As far as CNN (and to be fair, the mainstream TV press in general) believes, it still sits comfortably at the top of the food chain, unthreatened by any possibility of a major paradigm shift being brought to bear by a horde of little people with laptops and opinions. Although the big networks recognize the need to appeal to bloggers, they don't fear them -- and that means that they don't respect them. Corporate-think dictates that the mainstream television press as a monstrous multi-headed hydra is the ultimate news authority and therefore is in possession of the one and only hotline to the ghosts of Murrow and Sevareid. Sure those bloggers are entertaining, but in the end they're really just insects who either feed off the carcasses of news items vetted through various networks or, when they do break stories, want nothing more than to see themselves granted an audience by the kingmakers on television.
This, of course, is horseshit.
During my last couple of years as a television news producer, I watched the networks try to recover from a six year failure to bring truth to power (the political party in power being irrelevant incidentally; the job of the press is to maintain an adversarial relationship with the government at all times) and what's worse, to pretend that they had a backbone all along. I watched my bosses literally stand in the middle of the newsroom and ask, "What can we do to not lead with Iraq?" -- the reason being that Iraq, although an important story, wasn't always a surefire ratings draw. I was asked to complete self-evaluations which pressed me to describe the ways in which I'd "increased shareholder value." (For the record, if you're a rank-and-file member of a newsroom, you should never under any circumstances even hear the word "shareholders," let alone be reminded that you're beholden to them.) I watched the media in general do anything within reason to scare the hell out of the American public -- to convince people that they were about to be infected by the bird flu, poisoned by the food supply, or eaten by sharks. I marveled at our elevation of the death of Anna Nicole Smith to near-mythic status and our willingness to let the airwaves be taken hostage by every permutation of opportunistic degenerate from a crying judge to a Hollywood hanger-on with an emo haircut. I watched qualified, passionate people worked nearly to death while mindless talking heads were coddled. I listened to Lou Dobbs play the loud-mouthed fascist demagogue, Nancy Grace fake ratings-baiting indignation, and Glenn Beck essentially do nightly stand-up -- and that's not even taking into account the 24/7 Vaudeville act over at Fox News. I watched The Daily Show laugh not at our mistakes but at our intentional absurdity.
I mentioned calling Jacki Schechner -- so what did she tell me?
"Think about how frustrated and disillusioned most of the American Morning staff is."
Not simply frustrated and disillusioned, but outright miserable.
And then she reminded me that in the past year-and-a-half, nearly 20 mid to high-level people have left American Morning; many of them quit with no other job to go to -- they just wanted out of the business. That speaks goddamned volumes, not simply about the show but about the state of the entire profession.
CNN fired me, and did it without even a thought to the power that I might wield as an average person with a brain, a computer, and an audience. The mainstream media doesn't believe that new media can embarrass them, hurt them or generally hold them accountable in any way, and they've never been more wrong.

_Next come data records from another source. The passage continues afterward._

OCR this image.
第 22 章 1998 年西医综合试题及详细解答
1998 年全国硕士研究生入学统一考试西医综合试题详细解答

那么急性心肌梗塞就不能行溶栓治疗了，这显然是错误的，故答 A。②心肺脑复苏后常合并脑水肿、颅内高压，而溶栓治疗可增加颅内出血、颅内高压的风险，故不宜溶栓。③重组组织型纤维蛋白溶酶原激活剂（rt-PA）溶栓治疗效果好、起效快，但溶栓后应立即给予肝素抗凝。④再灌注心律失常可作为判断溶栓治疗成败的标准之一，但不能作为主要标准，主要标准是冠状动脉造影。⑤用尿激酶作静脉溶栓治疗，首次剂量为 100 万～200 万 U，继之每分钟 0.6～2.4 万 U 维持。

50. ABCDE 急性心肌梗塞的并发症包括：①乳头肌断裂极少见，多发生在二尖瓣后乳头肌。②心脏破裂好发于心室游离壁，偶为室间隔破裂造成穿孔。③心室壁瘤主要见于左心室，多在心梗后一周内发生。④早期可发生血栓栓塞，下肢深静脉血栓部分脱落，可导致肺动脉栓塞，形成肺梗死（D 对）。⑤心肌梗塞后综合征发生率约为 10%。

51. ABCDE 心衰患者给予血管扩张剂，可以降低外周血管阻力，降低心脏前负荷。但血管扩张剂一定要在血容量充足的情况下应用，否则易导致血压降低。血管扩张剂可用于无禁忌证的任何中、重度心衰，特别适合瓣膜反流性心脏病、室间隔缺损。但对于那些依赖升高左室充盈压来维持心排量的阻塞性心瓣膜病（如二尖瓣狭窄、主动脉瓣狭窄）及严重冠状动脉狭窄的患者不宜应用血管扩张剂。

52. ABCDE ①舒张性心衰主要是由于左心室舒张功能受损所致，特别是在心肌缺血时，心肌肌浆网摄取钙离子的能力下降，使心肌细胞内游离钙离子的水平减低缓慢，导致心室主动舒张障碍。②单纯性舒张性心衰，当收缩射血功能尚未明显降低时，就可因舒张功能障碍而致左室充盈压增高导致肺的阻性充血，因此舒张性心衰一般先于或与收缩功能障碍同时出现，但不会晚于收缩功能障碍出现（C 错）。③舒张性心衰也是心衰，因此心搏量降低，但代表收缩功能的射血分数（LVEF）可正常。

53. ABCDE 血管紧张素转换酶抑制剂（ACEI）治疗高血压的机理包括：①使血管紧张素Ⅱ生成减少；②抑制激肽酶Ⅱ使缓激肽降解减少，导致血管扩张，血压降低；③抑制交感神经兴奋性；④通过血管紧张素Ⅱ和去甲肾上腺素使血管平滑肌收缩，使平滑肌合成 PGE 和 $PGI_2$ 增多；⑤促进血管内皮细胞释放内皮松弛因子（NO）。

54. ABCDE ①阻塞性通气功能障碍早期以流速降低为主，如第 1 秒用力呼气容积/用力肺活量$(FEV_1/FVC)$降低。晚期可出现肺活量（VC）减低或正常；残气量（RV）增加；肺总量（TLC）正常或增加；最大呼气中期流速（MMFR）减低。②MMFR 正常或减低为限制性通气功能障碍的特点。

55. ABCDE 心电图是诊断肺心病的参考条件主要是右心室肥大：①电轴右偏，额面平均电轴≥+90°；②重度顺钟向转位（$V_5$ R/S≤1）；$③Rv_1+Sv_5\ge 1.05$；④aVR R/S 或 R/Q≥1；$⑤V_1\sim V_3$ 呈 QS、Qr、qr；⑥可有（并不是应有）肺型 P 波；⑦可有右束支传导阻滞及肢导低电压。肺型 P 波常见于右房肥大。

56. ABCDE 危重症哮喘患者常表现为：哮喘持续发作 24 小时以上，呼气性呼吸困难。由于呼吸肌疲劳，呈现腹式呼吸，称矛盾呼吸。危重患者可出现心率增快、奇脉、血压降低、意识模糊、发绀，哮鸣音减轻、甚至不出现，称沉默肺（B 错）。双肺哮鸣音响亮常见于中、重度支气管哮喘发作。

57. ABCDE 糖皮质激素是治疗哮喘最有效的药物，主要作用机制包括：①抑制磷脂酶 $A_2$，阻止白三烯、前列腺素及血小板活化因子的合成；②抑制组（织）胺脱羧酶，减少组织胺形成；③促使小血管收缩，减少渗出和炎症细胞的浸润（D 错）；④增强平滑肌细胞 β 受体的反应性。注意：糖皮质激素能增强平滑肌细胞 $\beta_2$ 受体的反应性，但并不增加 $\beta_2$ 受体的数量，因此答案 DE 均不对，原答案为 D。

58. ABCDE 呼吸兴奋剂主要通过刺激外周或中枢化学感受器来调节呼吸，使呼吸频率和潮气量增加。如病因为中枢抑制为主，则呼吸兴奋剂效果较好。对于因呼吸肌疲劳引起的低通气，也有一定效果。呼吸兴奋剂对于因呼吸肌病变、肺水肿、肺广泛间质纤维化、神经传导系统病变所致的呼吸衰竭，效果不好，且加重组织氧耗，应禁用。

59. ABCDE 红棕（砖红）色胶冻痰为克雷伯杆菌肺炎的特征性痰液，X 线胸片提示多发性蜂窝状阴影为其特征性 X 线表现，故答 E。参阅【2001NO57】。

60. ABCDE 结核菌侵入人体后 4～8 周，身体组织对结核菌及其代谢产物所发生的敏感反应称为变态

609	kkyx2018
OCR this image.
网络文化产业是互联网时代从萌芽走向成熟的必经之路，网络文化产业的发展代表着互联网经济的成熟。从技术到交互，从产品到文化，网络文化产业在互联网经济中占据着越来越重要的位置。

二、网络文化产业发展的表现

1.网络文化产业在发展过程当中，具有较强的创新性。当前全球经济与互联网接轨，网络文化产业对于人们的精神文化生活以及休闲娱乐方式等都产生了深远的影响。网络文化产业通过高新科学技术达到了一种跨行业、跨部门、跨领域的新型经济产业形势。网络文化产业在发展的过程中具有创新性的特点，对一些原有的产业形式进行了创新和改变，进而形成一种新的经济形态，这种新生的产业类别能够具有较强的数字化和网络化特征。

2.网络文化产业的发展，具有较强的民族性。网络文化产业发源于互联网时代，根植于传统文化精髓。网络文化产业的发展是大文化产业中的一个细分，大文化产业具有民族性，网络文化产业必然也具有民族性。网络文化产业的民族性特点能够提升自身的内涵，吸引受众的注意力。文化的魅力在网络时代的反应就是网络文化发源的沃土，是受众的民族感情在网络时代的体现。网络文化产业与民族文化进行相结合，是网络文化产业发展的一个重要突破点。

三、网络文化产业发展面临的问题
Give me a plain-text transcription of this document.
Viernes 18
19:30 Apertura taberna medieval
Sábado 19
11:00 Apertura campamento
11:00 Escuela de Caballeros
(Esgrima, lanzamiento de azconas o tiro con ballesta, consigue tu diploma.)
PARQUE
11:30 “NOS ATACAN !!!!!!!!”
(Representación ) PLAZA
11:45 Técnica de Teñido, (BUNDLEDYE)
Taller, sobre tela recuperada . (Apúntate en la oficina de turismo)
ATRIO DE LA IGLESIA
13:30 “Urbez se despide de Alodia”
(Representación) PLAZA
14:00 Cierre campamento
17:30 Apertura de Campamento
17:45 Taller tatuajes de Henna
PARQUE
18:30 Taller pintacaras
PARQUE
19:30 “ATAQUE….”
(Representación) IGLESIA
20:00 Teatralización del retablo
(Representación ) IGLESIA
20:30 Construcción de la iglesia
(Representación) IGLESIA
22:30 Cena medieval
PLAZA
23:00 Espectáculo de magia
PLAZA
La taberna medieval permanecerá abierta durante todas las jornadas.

I'm suddenly in a position to do all three, and I know now that this is what I've been working toward the last few years of my career.
Awhile back I was watching a great documentary on the birth of the punk scene, it closed with former Black Flag frontman and current TV host Henry Rollins saying these words: "All it takes is one person to stand up and say 'fuck this.'"
I truly hope so, because I'm finally doing just that.
And I should've done it a long time ago.